The glossy brochures issued by the states
and their colorful Web sites are designed to sell them to potential taxpayers.
Most states offer at least some of these benefits to new or expanding companies.
The fine print
Offering an incentive, however, is not
the same as qualifying for the benefits. This significant difference lies
in the details. Once a complete list of available incentives is identified,
getting down to the nitty gritty data will help prioritize those that would
offer the most benefit to a company.
For example, against what tax liability
could an investment tax credit be used and what is the carry- over period
for any unused credit? Generating a $1 million investment tax credit with
a three-year carry forward will not reduce the income tax liability of
a company with an expected net operating loss of five years.
Researching the details of available incentives
will involve up-front time and effort. Many times the details are written
in the tax code and buried behind unrelated sections.

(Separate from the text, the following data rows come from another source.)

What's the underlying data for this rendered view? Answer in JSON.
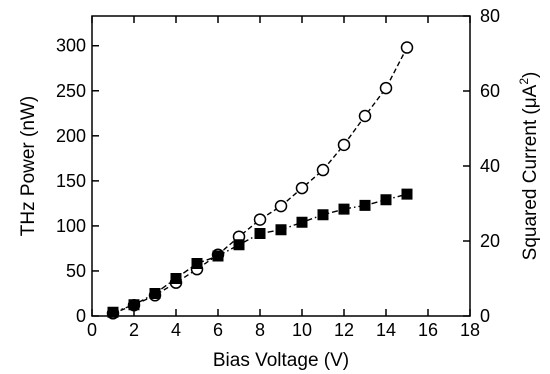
{
  "chart_data": {
    "type": "line",
    "title": "",
    "xlabel": "Bias Voltage (V)",
    "ylabel_left": "THz Power (nW)",
    "ylabel_right_prefix": "Squared Current (",
    "ylabel_right_mu": "μ",
    "ylabel_right_unit": "A",
    "ylabel_right_exp": "2",
    "ylabel_right_suffix": ")",
    "xlim": [
      0,
      18
    ],
    "ylim_left": [
      0,
      333
    ],
    "ylim_right": [
      0,
      80
    ],
    "x_ticks": [
      "0",
      "2",
      "4",
      "6",
      "8",
      "10",
      "12",
      "14",
      "16",
      "18"
    ],
    "y_ticks_left": [
      "0",
      "50",
      "100",
      "150",
      "200",
      "250",
      "300"
    ],
    "y_ticks_right": [
      "0",
      "20",
      "40",
      "60",
      "80"
    ],
    "grid": false,
    "legend": "none",
    "series": [
      {
        "marker": "open-circle",
        "line_style": "dashed",
        "axis": "left",
        "color": "#000000",
        "x": [
          1,
          2,
          3,
          4,
          5,
          6,
          7,
          8,
          9,
          10,
          11,
          12,
          13,
          14,
          15
        ],
        "y": [
          3,
          12,
          23,
          37,
          52,
          68,
          88,
          107,
          122,
          142,
          162,
          190,
          222,
          253,
          298
        ]
      },
      {
        "marker": "filled-square",
        "line_style": "dash-dot",
        "axis": "right",
        "color": "#000000",
        "x": [
          1,
          2,
          3,
          4,
          5,
          6,
          7,
          8,
          9,
          10,
          11,
          12,
          13,
          14,
          15
        ],
        "y": [
          1,
          3,
          6,
          10,
          14,
          16,
          19,
          22,
          23,
          25,
          27,
          28.5,
          29.5,
          31,
          32.5
        ]
      }
    ]
  }
}
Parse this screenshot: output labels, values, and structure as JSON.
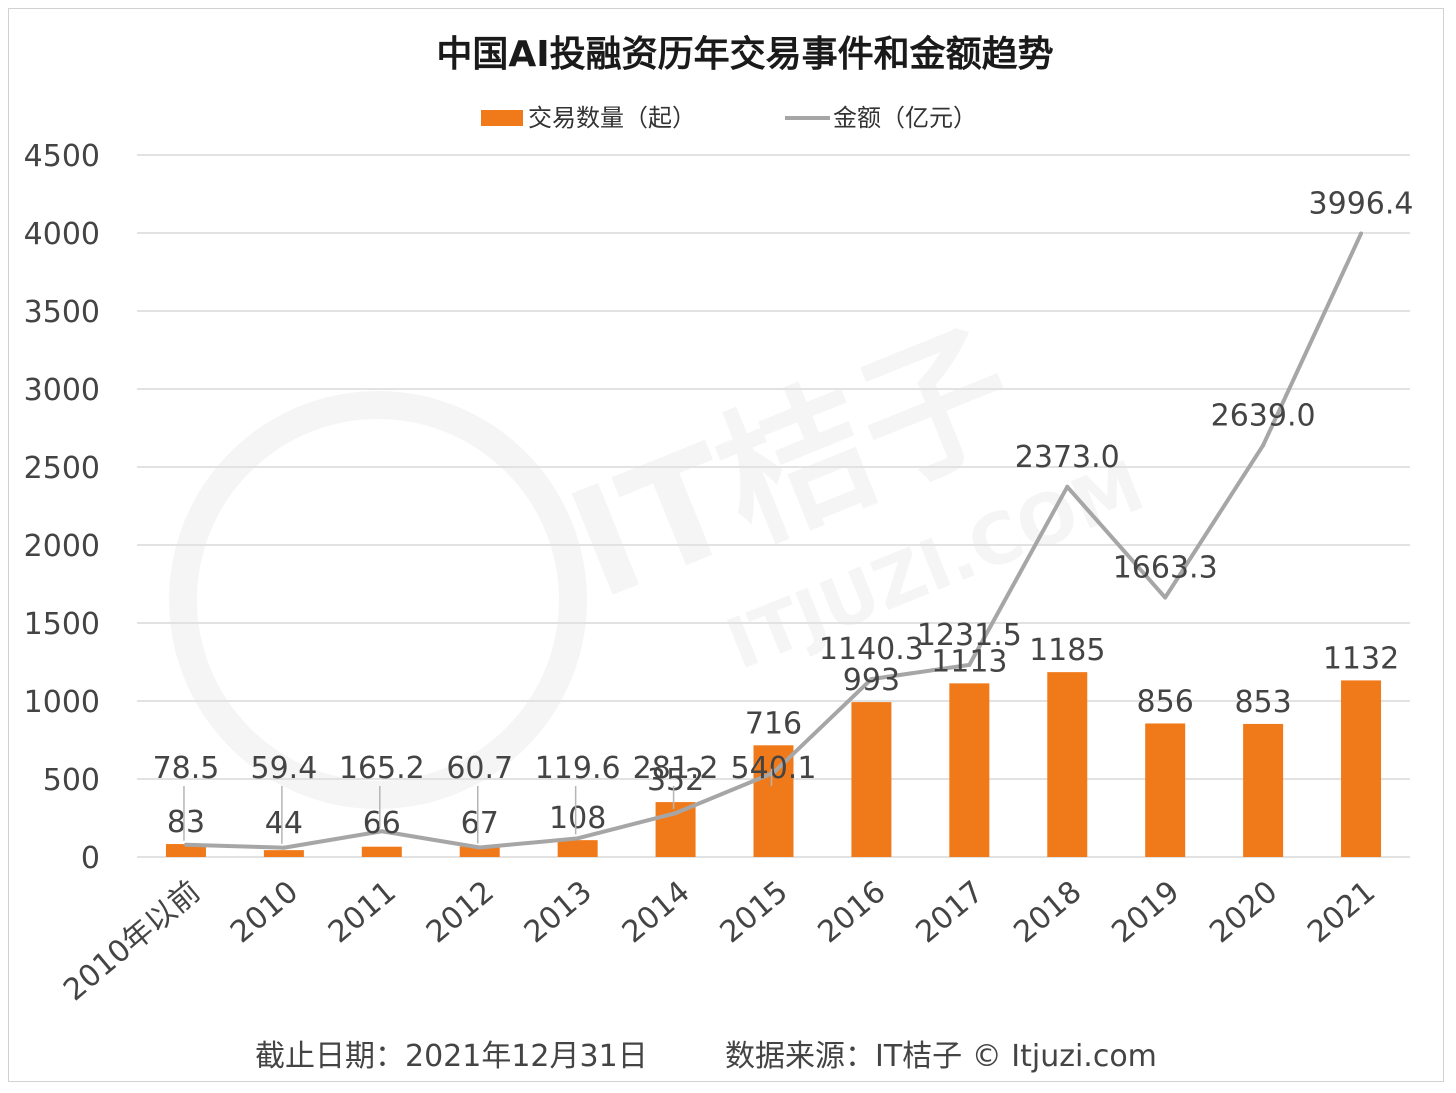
{
  "chart_data": {
    "type": "bar",
    "title": "中国AI投融资历年交易事件和金额趋势",
    "categories": [
      "2010年以前",
      "2010",
      "2011",
      "2012",
      "2013",
      "2014",
      "2015",
      "2016",
      "2017",
      "2018",
      "2019",
      "2020",
      "2021"
    ],
    "series": [
      {
        "name": "交易数量（起）",
        "type": "bar",
        "color": "#f07a1a",
        "values": [
          83,
          44,
          66,
          67,
          108,
          352,
          716,
          993,
          1113,
          1185,
          856,
          853,
          1132
        ],
        "labels": [
          "83",
          "44",
          "66",
          "67",
          "108",
          "352",
          "716",
          "993",
          "1113",
          "1185",
          "856",
          "853",
          "1132"
        ]
      },
      {
        "name": "金额（亿元）",
        "type": "line",
        "color": "#a6a6a6",
        "values": [
          78.5,
          59.4,
          165.2,
          60.7,
          119.6,
          281.2,
          540.1,
          1140.3,
          1231.5,
          2373.0,
          1663.3,
          2639.0,
          3996.4
        ],
        "labels": [
          "78.5",
          "59.4",
          "165.2",
          "60.7",
          "119.6",
          "281.2",
          "540.1",
          "1140.3",
          "1231.5",
          "2373.0",
          "1663.3",
          "2639.0",
          "3996.4"
        ]
      }
    ],
    "ylim": [
      0,
      4500
    ],
    "yticks": [
      0,
      500,
      1000,
      1500,
      2000,
      2500,
      3000,
      3500,
      4000,
      4500
    ],
    "ytick_labels": [
      "0",
      "500",
      "1000",
      "1500",
      "2000",
      "2500",
      "3000",
      "3500",
      "4000",
      "4500"
    ],
    "grid": true,
    "legend": "top-center",
    "xlabel": "",
    "ylabel": ""
  },
  "footer": {
    "date": "截止日期：2021年12月31日",
    "source": "数据来源：IT桔子 © Itjuzi.com"
  },
  "watermark": {
    "main": "IT桔子",
    "sub": "ITJUZI.COM"
  }
}
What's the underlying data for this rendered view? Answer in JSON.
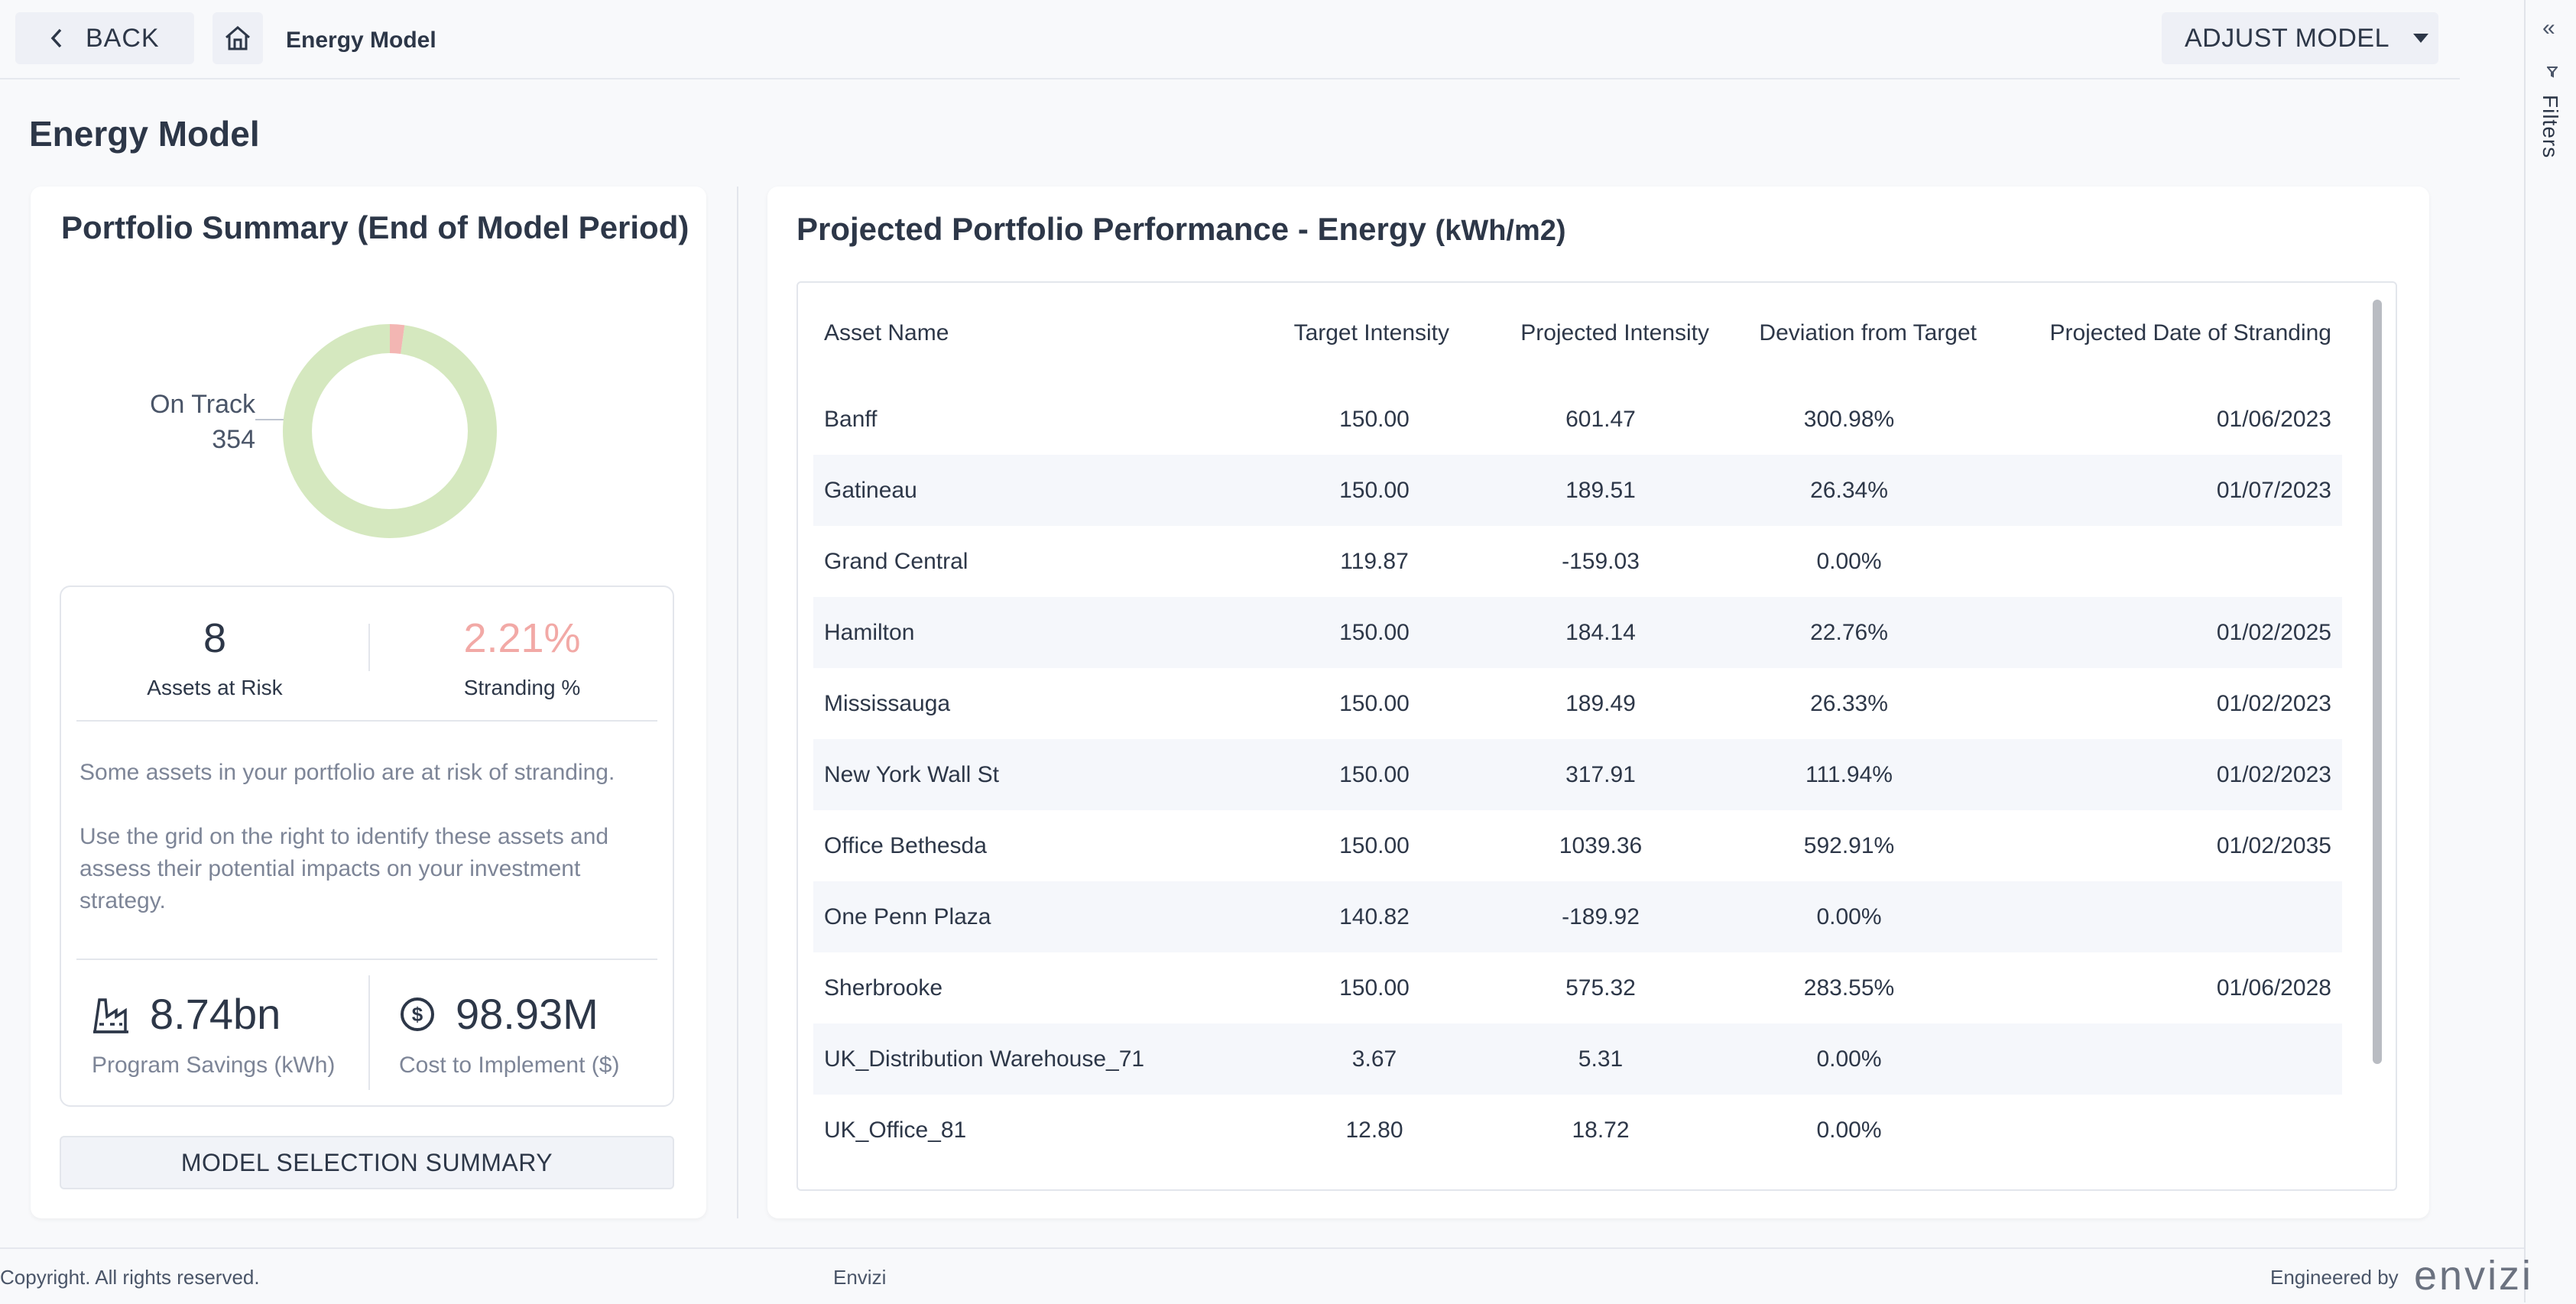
{
  "topbar": {
    "back_label": "BACK",
    "breadcrumb": "Energy Model",
    "adjust_label": "ADJUST MODEL"
  },
  "rail": {
    "filters_label": "Filters"
  },
  "page": {
    "title": "Energy Model"
  },
  "summary": {
    "title": "Portfolio Summary (End of Model Period)",
    "donut": {
      "label": "On Track",
      "count": "354",
      "on_track": 354,
      "at_risk": 8,
      "on_track_color": "#d5e8bf",
      "at_risk_color": "#f3b6b3"
    },
    "assets_at_risk": "8",
    "assets_at_risk_label": "Assets at Risk",
    "stranding_pct": "2.21%",
    "stranding_label": "Stranding %",
    "note_1": "Some assets in your portfolio are at risk of stranding.",
    "note_2": "Use the grid on the right to identify these assets and assess their potential impacts on your investment strategy.",
    "savings_value": "8.74bn",
    "savings_label": "Program Savings (kWh)",
    "cost_value": "98.93M",
    "cost_label": "Cost to Implement ($)",
    "model_button": "MODEL SELECTION SUMMARY"
  },
  "performance": {
    "title": "Projected Portfolio Performance - Energy",
    "unit": "(kWh/m2)",
    "columns": [
      "Asset Name",
      "Target Intensity",
      "Projected Intensity",
      "Deviation from Target",
      "Projected Date of Stranding"
    ],
    "rows": [
      {
        "name": "Banff",
        "target": "150.00",
        "projected": "601.47",
        "deviation": "300.98%",
        "date": "01/06/2023"
      },
      {
        "name": "Gatineau",
        "target": "150.00",
        "projected": "189.51",
        "deviation": "26.34%",
        "date": "01/07/2023"
      },
      {
        "name": "Grand Central",
        "target": "119.87",
        "projected": "-159.03",
        "deviation": "0.00%",
        "date": ""
      },
      {
        "name": "Hamilton",
        "target": "150.00",
        "projected": "184.14",
        "deviation": "22.76%",
        "date": "01/02/2025"
      },
      {
        "name": "Mississauga",
        "target": "150.00",
        "projected": "189.49",
        "deviation": "26.33%",
        "date": "01/02/2023"
      },
      {
        "name": "New York Wall St",
        "target": "150.00",
        "projected": "317.91",
        "deviation": "111.94%",
        "date": "01/02/2023"
      },
      {
        "name": "Office Bethesda",
        "target": "150.00",
        "projected": "1039.36",
        "deviation": "592.91%",
        "date": "01/02/2035"
      },
      {
        "name": "One Penn Plaza",
        "target": "140.82",
        "projected": "-189.92",
        "deviation": "0.00%",
        "date": ""
      },
      {
        "name": "Sherbrooke",
        "target": "150.00",
        "projected": "575.32",
        "deviation": "283.55%",
        "date": "01/06/2028"
      },
      {
        "name": "UK_Distribution Warehouse_71",
        "target": "3.67",
        "projected": "5.31",
        "deviation": "0.00%",
        "date": ""
      },
      {
        "name": "UK_Office_81",
        "target": "12.80",
        "projected": "18.72",
        "deviation": "0.00%",
        "date": ""
      }
    ]
  },
  "footer": {
    "copyright": "Copyright. All rights reserved.",
    "brand": "Envizi",
    "engineered_by": "Engineered by",
    "logo": "envizi"
  }
}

Investing the time early on to investigate
the details of available incentives will save significant headaches once
a project is underway.
Looking for tax incentives is a full-time
job for anyone planning a major expansion, relocation, or new facility.
Hiring a professional firm to assist in identifying incentives may help
to ensure no incentives are overlooked and money is not left on the table.
Your company must complete its research
and prioritize the incentives that are most beneficial. Then it’s time
to approach a state to confirm that nothing has been overlooked and to
begin the process of developing a package of incentives that are beneficial
to the state as well as your company.